The Highlight Of Bhutan

Day 7: Paro

Specific destinations in Bhutan
  • Day Hike to Taktsang Monastery (Tiger’s Nest): Taktsang meaning “Tiger’s Nest”, is built around a cave in which Guru Rinpoche (also known as Guru Padmasambhava) meditated. The monastery clings seemingly impossibly to a cliff at 914 cm above the valley floor. Hike up to the monastery is exhausting, thrilling, and mystical. Legend has it that Guru Rimpoche is said to have flown to the monastery site in the back of a tigress and meditated in the cave.
  •  Kyichu LhakhangIt is said to have been built by King Songtsen Gampo of Tibet. It is believed that it holds down the left foot of an ogress so large that it covers Bhutan and most of eastern Tibet.
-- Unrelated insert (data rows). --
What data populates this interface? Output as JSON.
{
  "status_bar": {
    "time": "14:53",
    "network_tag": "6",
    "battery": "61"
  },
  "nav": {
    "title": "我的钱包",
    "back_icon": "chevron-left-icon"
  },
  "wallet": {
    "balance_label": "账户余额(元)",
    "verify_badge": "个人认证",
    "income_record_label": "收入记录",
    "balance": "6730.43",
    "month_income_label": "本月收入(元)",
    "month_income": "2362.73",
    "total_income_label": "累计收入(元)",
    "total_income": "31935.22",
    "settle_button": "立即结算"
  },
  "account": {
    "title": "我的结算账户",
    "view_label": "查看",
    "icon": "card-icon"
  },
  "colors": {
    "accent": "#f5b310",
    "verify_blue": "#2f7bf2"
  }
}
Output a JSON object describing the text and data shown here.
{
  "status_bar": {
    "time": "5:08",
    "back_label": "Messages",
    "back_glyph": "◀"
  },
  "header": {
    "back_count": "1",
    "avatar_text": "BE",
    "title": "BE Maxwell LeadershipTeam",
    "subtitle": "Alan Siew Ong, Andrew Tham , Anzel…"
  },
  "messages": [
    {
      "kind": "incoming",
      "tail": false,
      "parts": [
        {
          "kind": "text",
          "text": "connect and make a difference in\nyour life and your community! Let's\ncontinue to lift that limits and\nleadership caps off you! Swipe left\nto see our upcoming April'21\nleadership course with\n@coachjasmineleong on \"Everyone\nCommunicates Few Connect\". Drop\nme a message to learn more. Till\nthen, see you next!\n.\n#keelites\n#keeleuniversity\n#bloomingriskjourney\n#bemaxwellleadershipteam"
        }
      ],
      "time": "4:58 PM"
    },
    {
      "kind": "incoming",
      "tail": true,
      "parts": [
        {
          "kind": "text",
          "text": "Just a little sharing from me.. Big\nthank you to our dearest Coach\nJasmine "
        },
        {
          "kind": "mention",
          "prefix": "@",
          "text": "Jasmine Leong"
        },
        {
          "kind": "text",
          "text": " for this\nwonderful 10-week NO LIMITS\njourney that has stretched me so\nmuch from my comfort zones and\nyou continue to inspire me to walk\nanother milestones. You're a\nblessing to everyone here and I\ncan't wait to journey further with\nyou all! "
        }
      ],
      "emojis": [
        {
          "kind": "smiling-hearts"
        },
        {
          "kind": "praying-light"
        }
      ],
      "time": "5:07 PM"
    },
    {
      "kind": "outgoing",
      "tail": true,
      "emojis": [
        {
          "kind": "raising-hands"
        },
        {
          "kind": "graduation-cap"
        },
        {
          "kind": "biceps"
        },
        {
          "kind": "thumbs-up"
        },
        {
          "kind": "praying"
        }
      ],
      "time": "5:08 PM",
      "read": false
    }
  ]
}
It is one of the 108 temples built by the Tibetan King in one day throughout the region of the Himalayas according to legend. The
    the temple also housed a museum dedicated to the late Dilgo Khyentse Rimpoche and hosts a range of artifacts belonging to the Rimpoche.

Day 8. Departure

  • Transfer and departure from Paro International Airport.